Directed and co-produced by Stephen La Riviere and hosted by Thunderbird characters Lady Penelope and Parker themselves, Filmed in Supermarionation is a screen adaptation of Stephen’s book of the same name and features a wealth of previously unseen archive footage, brand new interviews with the surviving cast and crew members, all nicely illustrated with various clips from the shows themselves.
Taking us from the very early years, with shows like The Adventures of Twizzle, Torchy the Battery Boy and Four Feather Falls, we learn how the company came together, who got on with whom, all about the secrets of puppetering and why, sadly, things all ground to a halt in the 70s.
For me there was so much to love about this film – the warm fuzzy feeling of nostalgia from seeing some of my favourite kids TV programmes being talked about, all the behind the scenes material showing how they would put the shows together, and the sheer scale of the detail that the filmmakers had been able to unearth, including the range of talking heads and pre-recorded interviews with many of the people who had been involved in these classic children’s TV productions.
I was impressed that Jamie and Sylvia Anderson were so revealing about head honcho Gerry Anderson, even citing his faults and why quite a few people fell out with him over the years. It was interesting to hear of how his plans for the company changed over the years and how all this screen magic was created somewhere on a trading estate in Slough. Oh, the glamour of showbiz!
The documentary is crammed with rare footage of the early shows and of behind the scenes production footage, which is fascinating for anyone, like me, who’s interested in filmmaking and the whole process behind the camera.
And there’s a real sense of family about the film as we are shown around some of the places where filming took place, alongside some of the old crew, who are escorted back to their old haunts by Jamie Anderson.

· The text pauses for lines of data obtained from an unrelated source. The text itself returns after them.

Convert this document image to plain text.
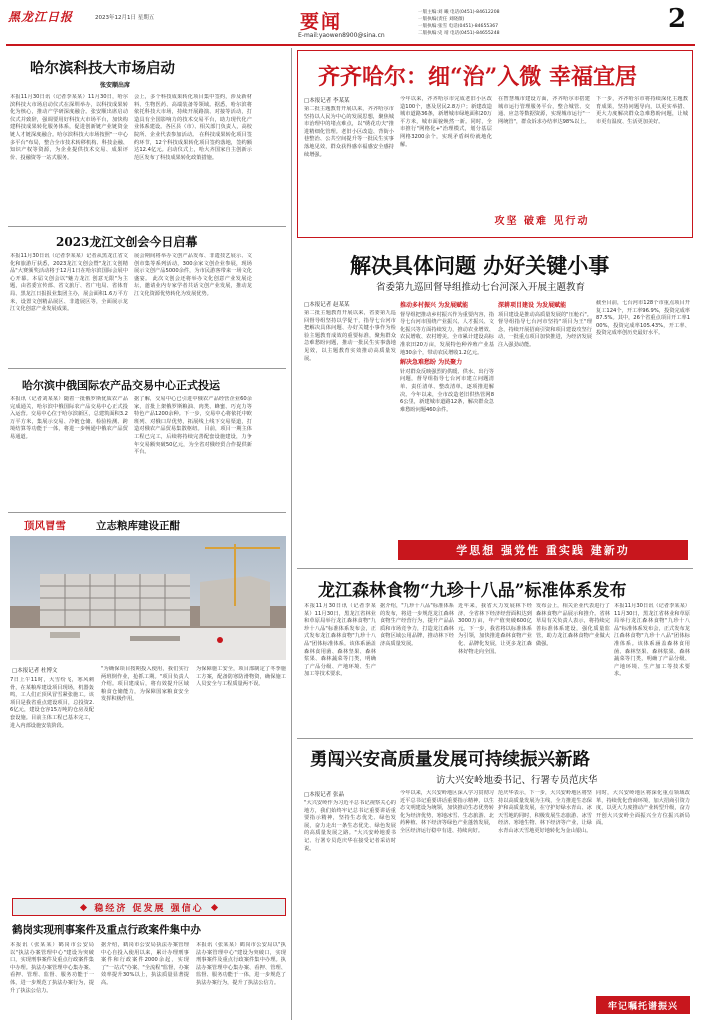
黑龙江日报	2023年12月1日 星期五	要闻
E-mail:yaowen8900@sina.cn
一版主编:刘 曦 电话(0451)-84612208
一版执编(责任 刘晓薇)
一版执编:张雪 电话(0451)-84655367
二版执编:史 靖 电话(0451)-84655248	2
哈尔滨科技大市场启动
张安顺出席
本报11月30日讯（记者李某某）11月30日，哈尔滨科技大市场启动仪式在深圳举办，以科技成果转化为核心，推动产学研深度融合。张安顺出席启动仪式并致辞，强调要用好科技大市场平台，加快构建科技成果转化服务体系，促进创新链产业链资金链人才链深度融合。哈尔滨科技大市场按照"一中心多平台"布局，整合全市技术转移机构、科技金融、知识产权等资源，为企业提供技术交易、成果评价、投融资等一站式服务。
会上，多个科技成果转化项目集中签约，涉及新材料、生物医药、高端装备等领域。据悉，哈尔滨将依托科技大市场，持续开展路演、对接等活动，打造具有全国影响力的技术交易平台，助力现代化产业体系建设。各区县（市）、相关部门负责人，高校院所、企业代表参加活动。 在科技成果转化项目签约环节，12个科技成果转化项目签约落地，签约额达12.4亿元。启动仪式上，哈大齐国家自主创新示范区发布了科技成果转化政策措施。
2023龙江文创会今日启幕
本报11月30日讯（记者李某某）记者从黑龙江省文化和旅游厅获悉，2023龙江文创会暨"龙江文创精品"大赛颁奖活动将于12月1日在哈尔滨国际会展中心开幕。本届文创会以"魅力龙江 创意无限"为主题，由省委宣传部、省文旅厅、省广电局、省体育局、黑龙江日报报业集团主办，展会面积1.6万平方米，设置文创精品展区、非遗展区等，全面展示龙江文化创意产业发展成果。
展会期间将举办文创产品发布、非遗技艺展示、文创市集等系列活动，300余家文创企业参展，现场展示文创产品5000余件，为市民游客带来一场文化盛宴。 此次文创会还将举办文化创意产业发展论坛，邀请业内专家学者共话文创产业发展，推动龙江文化资源优势转化为发展优势。
哈尔滨中俄国际农产品交易中心正式投运
本报讯（记者刘某某）随着一批俄罗斯优质农产品完成通关，哈尔滨中俄国际农产品交易中心正式投入运营。交易中心位于哈尔滨新区，总建筑面积3.2万平方米，集展示交易、冷链仓储、检验检测、跨境结算等功能于一体，将进一步畅通中俄农产品贸易通道。
据了解，交易中心已引进中俄农产品经营企业60余家，首批上架俄罗斯粮油、肉类、蜂蜜、巧克力等特色产品1200余种。下一步，交易中心将依托中欧班列、对俄口岸优势，拓展线上线下交易渠道，打造对俄农产品贸易集散枢纽。 目前，项目一期主体工程已完工，后续将持续完善配套设施建设，力争年交易额突破50亿元，为全省对俄经贸合作提供新平台。
顶风冒雪	立志粮库建设正酣
□本报记者 杜博文
7日上午11时，大雪纷飞，寒风刺骨，在某粮库建设项目现场，机器轰鸣，工人们正顶风冒雪紧张施工。该项目是我省重点建设项目，总投资2.6亿元，建设仓容15万吨的仓房及配套设施。目前主体工程已基本完工，进入内部设施安装阶段。
"为确保项目按期投入使用，我们实行两班倒作业，抢抓工期。"项目负责人介绍。项目建成后，将有效提升区域粮食仓储能力，为保障国家粮食安全发挥积极作用。
为保障施工安全，项目部制定了冬季施工方案，配备防寒防滑物资，确保施工人员安全与工程质量两不误。
稳经济 促发展 强信心
鹤岗实现刑事案件及重点行政案件集中办
本报讯（张某某）鹤岗市公安局以"执法办案管理中心"建设为突破口，实现刑事案件及重点行政案件集中办理。执法办案管理中心集办案、看押、管理、监督、服务功能于一体，进一步规范了执法办案行为，提升了执法公信力。
据介绍，鹤岗市公安局执法办案管理中心自投入使用以来，累计办理刑事案件和行政案件2000余起，实现了"一站式"办案、"全流程"监督，办案效率提升30%以上，执法质量显著提高。
本报讯（张某某）鹤岗市公安局以"执法办案管理中心"建设为突破口，实现刑事案件及重点行政案件集中办理。执法办案管理中心集办案、看押、管理、监督、服务功能于一体，进一步规范了执法办案行为，提升了执法公信力。
齐齐哈尔：细“治”入微 幸福宜居
□本报记者 李某某
第二批主题教育开展以来，齐齐哈尔市坚持以人民为中心的发展思想，聚焦城市治理中的堵点难点，以"绣花功夫"推进精细化管理。老旧小区改造、背街小巷整治、公共空间提升等一批民生实事落地见效，群众获得感幸福感安全感持续增强。
今年以来，齐齐哈尔市完成老旧小区改造100个，惠及居民2.8万户；新建改造城市道路36条，新增城市绿地面积20万平方米，城市面貌焕然一新。同时，全市推行"网格化+"治理模式，划分基层网格3200余个，实现矛盾纠纷就地化解。
在智慧城市建设方面，齐齐哈尔市搭建城市运行管理服务平台，整合城管、交通、应急等数据资源，实现城市运行"一网统管"，群众诉求办结率达98%以上。
下一步，齐齐哈尔市将持续深化主题教育成果，坚持问题导向，以更实举措、更大力度解决群众急难愁盼问题，让城市更有温度、生活更加美好。
攻坚 破难 见行动
解决具体问题 办好关键小事
省委第九巡回督导组推动七台河深入开展主题教育
□本报记者 赵某某
第二批主题教育开展以来，省委第九巡回督导组坚持以学促干，指导七台河市把解决具体问题、办好关键小事作为检验主题教育成效的重要标准，聚焦群众急难愁盼问题，推动一批民生实事落地见效，以主题教育实效推动高质量发展。
推动多村振兴 为发展赋能
督导组把推动乡村振兴作为重要内容，指导七台河市围绕产业振兴、人才振兴、文化振兴等方面持续发力，推动农业增效、农民增收、农村增美。全市累计建设高标准农田20万亩，发展特色种养殖产业基地30余个，带动农民增收1.2亿元。
解决急难愁盼 为民聚力
针对群众反映强烈的供暖、供水、出行等问题，督导组指导七台河市建立问题清单、责任清单、整改清单，逐项推进解决。今年以来，全市改造老旧供热管网86公里，新建城市道路12条，解决群众急难愁盼问题460余件。
深耕项目建设 为发展赋能
项目建设是推动高质量发展的"压舱石"。督导组指导七台河市坚持"项目为王"理念，持续开展招商引资和项目建设攻坚行动，一批重点项目加快推进，为经济发展注入强劲动能。
截至目前，七台河市128个市重点项目开复工124个，开工率96.9%，投资完成率87.5%。其中，26个省重点项目开工率100%，投资完成率105.43%，开工率、投资完成率创历史最好水平。
学思想 强党性 重实践 建新功
龙江森林食物“九珍十八品”标准体系发布
本报11月30日讯（记者李某某）11月30日，黑龙江省林业和草原局举行龙江森林食物"九珍十八品"标准体系发布会，正式发布龙江森林食物"九珍十八品"团体标准体系。该体系涵盖森林食用菌、森林坚果、森林浆果、森林蔬菜等门类，明确了产品分级、产地环境、生产加工等技术要求。
据介绍，"九珍十八品"标准体系的发布，将进一步规范龙江森林食物生产经营行为，提升产品品质和市场竞争力，打造龙江森林食物区域公用品牌，推动林下经济高质量发展。
近年来，我省大力发展林下经济，全省林下经济经营面积达到3000万亩，年产值突破600亿元。下一步，我省将以标准体系为引领，加快推进森林食物产业化、品牌化发展，让更多龙江森林好物走向全国。
发布会上，相关企业代表进行了森林食物产品展示和推介。省林草局有关负责人表示，将持续完善标准体系建设，强化质量监管，助力龙江森林食物产业做大做强。
本报11月30日讯（记者李某某）11月30日，黑龙江省林业和草原局举行龙江森林食物"九珍十八品"标准体系发布会，正式发布龙江森林食物"九珍十八品"团体标准体系。该体系涵盖森林食用菌、森林坚果、森林浆果、森林蔬菜等门类，明确了产品分级、产地环境、生产加工等技术要求。
勇闯兴安高质量发展可持续振兴新路
访大兴安岭地委书记、行署专员范庆华
□本报记者 张晶
"大兴安岭作为习近平总书记视察关心的地方，我们始终牢记总书记重要讲话重要指示精神，坚持生态优先、绿色发展，奋力走出一条生态优先、绿色发展的高质量发展之路。"大兴安岭地委书记、行署专员范庆华在接受记者采访时说。
今年以来，大兴安岭地区深入学习贯彻习近平总书记重要讲话重要指示精神，以生态文明建设为统领，加快推动生态优势转化为经济优势，寒地冰雪、生态旅游、北药种植、林下经济等绿色产业蓬勃发展，全区经济运行稳中有进、持续向好。
范庆华表示，下一步，大兴安岭地区将坚持以高质量发展为主线，全力推进生态保护和高质量发展，在守护好绿水青山、冰天雪地的同时，积极发展生态旅游、冰雪经济、寒地生物、林下经济等产业，让绿水青山冰天雪地更好地转化为金山银山。
同时，大兴安岭地区将深化重点领域改革，持续优化营商环境，加大招商引资力度，以更大力度推动产业转型升级，奋力开创大兴安岭全面振兴全方位振兴新局面。
牢记嘱托谱振兴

The sense of friendly comradeship radiates from the screen.
Although I knew about some of the stuff that comes out in this documentary, such as Gerry Anderson’s eventual hatred of the puppets, I didn’t know that a lot of their fan mail came from the likes of physics professors who often wanted to discuss the technical aspects of some of the Thunderbirds vehicles and so on.
Surprisingly enough, puppet strings aside, many of the special effects shots used in the likes of Thunderbirds and Joe 90 still hold up pretty well today and I’m not particularly surprised that a reboot of Thunderbirds is currently in the works; and why not?
This really is a great documentary, that one minute makes you laugh out loud and the next makes you shed a tear for a more innocent time gone by, when children were enthralled by some weird-looking papier-mâché puppets bobbling around on clearly visible strings. I couldn’t help but think that when most of the elaborate sets and puppets were eventually broken up and thrown into skips, that most of the viewing public would have shed a tear too, and not just the crew who were there to watch it all happen.
Filmed in Supermarionation has recently been released on DVD/Blu-Ray and is being distributed by Network Distributing. Since I viewed it from a streamed link I’m not sure what extras you get on the DVD or Blu-Ray.